Nous avons optimisé une méthode d’osteoclastogenesis in vitro à partir des échantillons de sang périphérique humain12,13. Les ostéoclastes dérivent des monocytes, qui sont présents, bien que dans une faible mesure, dans des échantillons de sang périphérique. Les cellules mononucléaires sont d’abord séparés des érythrocytes et granulocytes présents dans le sang total par gradient de densité de gradient de Ficoll ; ils sont ensuite sélectionnés grâce à leur capacité à adhérer à un substrat en plastique, à la différence des lymphocytes. Après l’ensemencement, les cellules sont cultivées pendant 14 jours. MCSF et RANKL sont le GFs requis par les monocytes de différencier tout d’abord en macrophages, puis en ostéoclastes14,15. MCSF est nécessaire pendant toute la durée de l’essai, tandis que RANKL est utilisé pour induire le processus de différenciation dans les derniers stades d’osteoclastogenesis. Dans la phase précoce de la différenciation, MCSF aide monocytes proliférer et à survivre14,15. Au cours de la deuxième partie d’osteoclastogenesis, cellules fusionnent et matures comme les ostéoclastes, montrant la répartition caractéristique de l’actine F dans les anneaux et expriment des marqueurs spécifiques tels que les phosphatases acides tartrate-résistantes (TRAP) et récepteur calcitonine (CTR) 14 , 15. notre méthode consiste à ajouter le MCSF à la culture de monocyte pour les 7 premiers jours de l’expérience et une combinaison de MCSF et RANKL de jours 7 à 14. À la fin de l’expérience, osteoclastogenesis est analysée en comptant les cellules différenciées, comme détaillé ci-dessous.
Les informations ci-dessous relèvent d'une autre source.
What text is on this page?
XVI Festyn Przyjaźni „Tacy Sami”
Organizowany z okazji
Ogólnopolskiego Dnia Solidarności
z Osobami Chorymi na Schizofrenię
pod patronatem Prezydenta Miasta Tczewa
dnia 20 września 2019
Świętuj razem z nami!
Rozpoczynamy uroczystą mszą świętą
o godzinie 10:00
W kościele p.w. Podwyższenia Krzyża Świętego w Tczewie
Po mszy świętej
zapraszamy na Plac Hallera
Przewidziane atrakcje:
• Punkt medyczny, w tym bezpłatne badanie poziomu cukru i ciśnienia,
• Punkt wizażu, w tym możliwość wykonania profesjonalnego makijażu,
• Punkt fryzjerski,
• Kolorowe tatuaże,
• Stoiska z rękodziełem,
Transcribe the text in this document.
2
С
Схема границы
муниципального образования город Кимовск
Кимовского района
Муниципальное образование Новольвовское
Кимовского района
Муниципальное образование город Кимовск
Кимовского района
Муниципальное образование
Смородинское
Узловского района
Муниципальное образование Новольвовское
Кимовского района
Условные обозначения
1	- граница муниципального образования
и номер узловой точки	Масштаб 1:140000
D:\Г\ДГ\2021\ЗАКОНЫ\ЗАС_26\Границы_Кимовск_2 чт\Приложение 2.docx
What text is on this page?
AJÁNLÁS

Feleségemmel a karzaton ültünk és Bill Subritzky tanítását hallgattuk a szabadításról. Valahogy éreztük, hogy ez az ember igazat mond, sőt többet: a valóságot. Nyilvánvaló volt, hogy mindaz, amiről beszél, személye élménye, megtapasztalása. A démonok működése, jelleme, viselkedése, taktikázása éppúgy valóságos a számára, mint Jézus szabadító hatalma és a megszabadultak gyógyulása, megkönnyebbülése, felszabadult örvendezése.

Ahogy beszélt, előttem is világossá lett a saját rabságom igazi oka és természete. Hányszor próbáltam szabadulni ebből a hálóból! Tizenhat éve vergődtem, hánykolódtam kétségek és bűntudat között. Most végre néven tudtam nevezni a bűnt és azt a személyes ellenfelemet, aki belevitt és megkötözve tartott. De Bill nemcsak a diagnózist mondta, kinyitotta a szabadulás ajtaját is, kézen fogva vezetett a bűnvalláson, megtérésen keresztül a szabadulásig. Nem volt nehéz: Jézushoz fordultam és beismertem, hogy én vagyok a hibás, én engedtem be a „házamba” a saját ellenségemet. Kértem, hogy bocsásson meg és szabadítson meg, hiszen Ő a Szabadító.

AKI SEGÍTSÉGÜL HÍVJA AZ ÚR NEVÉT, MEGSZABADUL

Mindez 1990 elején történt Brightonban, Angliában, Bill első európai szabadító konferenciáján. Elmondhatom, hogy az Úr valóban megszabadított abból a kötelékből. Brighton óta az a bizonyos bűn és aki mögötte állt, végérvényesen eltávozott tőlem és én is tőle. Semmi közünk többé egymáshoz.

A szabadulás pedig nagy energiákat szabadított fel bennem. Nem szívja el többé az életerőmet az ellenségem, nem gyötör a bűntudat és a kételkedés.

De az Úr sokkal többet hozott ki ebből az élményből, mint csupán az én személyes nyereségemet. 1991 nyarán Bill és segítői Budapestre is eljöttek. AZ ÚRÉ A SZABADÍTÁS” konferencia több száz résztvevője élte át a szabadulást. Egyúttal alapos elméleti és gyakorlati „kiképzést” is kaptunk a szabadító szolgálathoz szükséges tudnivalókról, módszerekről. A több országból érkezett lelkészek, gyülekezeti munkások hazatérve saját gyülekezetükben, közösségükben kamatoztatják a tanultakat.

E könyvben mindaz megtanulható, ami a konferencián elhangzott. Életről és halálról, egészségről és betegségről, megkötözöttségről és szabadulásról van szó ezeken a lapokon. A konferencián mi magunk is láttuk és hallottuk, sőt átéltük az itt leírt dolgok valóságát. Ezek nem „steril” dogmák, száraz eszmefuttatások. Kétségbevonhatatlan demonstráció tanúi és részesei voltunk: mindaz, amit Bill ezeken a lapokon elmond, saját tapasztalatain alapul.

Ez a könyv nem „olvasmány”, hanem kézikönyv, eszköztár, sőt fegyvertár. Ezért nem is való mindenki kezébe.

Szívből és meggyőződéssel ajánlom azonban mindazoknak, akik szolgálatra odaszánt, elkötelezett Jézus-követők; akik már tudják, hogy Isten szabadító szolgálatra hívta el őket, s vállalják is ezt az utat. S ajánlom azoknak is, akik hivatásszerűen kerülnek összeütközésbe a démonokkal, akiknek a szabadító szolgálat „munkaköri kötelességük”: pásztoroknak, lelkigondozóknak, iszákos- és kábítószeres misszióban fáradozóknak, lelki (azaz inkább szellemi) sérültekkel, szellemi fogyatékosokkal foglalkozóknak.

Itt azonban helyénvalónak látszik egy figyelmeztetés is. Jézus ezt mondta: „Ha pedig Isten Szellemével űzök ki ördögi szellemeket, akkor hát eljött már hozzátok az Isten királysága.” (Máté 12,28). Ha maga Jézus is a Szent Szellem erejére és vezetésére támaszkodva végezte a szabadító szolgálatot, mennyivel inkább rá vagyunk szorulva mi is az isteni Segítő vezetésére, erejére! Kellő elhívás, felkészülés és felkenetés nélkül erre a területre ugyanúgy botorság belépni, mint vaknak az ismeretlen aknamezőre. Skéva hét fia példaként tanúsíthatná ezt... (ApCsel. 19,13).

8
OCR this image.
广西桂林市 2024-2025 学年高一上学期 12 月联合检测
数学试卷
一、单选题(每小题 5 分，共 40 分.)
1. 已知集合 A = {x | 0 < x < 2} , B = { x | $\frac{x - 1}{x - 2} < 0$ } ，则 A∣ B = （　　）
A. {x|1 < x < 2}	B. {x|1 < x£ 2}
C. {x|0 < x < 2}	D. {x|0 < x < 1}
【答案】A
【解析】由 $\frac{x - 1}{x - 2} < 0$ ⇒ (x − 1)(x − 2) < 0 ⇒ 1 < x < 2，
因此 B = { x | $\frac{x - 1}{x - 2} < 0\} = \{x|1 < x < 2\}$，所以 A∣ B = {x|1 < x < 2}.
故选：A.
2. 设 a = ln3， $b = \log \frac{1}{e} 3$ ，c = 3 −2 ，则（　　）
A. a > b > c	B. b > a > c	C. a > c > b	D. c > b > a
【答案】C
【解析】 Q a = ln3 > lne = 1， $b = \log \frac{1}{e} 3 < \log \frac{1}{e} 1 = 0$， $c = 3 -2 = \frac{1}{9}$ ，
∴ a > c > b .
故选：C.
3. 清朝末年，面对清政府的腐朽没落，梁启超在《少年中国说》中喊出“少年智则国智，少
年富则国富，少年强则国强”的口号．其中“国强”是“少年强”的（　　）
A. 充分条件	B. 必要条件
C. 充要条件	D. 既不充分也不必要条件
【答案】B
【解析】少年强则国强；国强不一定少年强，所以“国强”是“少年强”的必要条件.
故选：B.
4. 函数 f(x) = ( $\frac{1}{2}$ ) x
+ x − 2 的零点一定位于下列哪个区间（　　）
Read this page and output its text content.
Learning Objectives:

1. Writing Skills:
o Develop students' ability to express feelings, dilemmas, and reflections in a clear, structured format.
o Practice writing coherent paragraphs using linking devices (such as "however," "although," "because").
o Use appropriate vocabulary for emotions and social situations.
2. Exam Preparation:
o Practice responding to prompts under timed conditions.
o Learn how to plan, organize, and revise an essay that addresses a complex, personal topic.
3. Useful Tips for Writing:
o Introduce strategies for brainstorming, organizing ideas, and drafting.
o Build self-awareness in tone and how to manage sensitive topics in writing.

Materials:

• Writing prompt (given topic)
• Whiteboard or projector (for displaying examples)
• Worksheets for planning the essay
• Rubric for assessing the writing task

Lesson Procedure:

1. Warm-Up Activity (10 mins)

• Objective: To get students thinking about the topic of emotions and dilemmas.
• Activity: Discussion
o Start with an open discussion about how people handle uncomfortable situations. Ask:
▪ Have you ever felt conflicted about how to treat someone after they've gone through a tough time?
Les cultures de monocyte induites à se différencier par GFs forment la base de notre modèle préclinique. Nous avons optimisé un système de co-culture sans GFs pour mieux comprendre le pouvoir d’osteoclastogenic des cellules cancéreuses du sein. Nous avons développé tout d’abord un modèle des co-cultures indirectes en ajoutant un support (80 % α-milieu essentiel Minimal (α-MEM) et 20 % conditionnée moyen prélevé une culture de cellules cancéreuses du sein qu’environ 90 % anastomosé aux cellules subissent la différenciation12 . Le milieu conditionné (non prélevé dans des conditions de privation de sérum) a été capturé après 24 heures et mélangé avec un milieu frais à une proportion de 1:4. Le milieu conditionné induite par différenciation ostéoclastique significative en ce qui concerne le contrôle négatif. Cependant, comme les informations sur l’interaction réciproque entre cellules cancéreuses et les cellules osseuses sont perdues lors de l’utilisation indirectes co-cultures, nous avons amélioré notre système en effectuant des co-cultures directs. Nous avons ensemencé des cellules cancéreuses à 0,4 µM insère et placés dans le puits où les cellules mononucléaires sont plaqués. En utilisant cette méthode, les cellules partagent le même milieu et échangent des protéines sécrétées. Ainsi, nous avons créé un modèle préclinique pleinement humain d’osteoclastogenesis induite par le cancer des cellules13.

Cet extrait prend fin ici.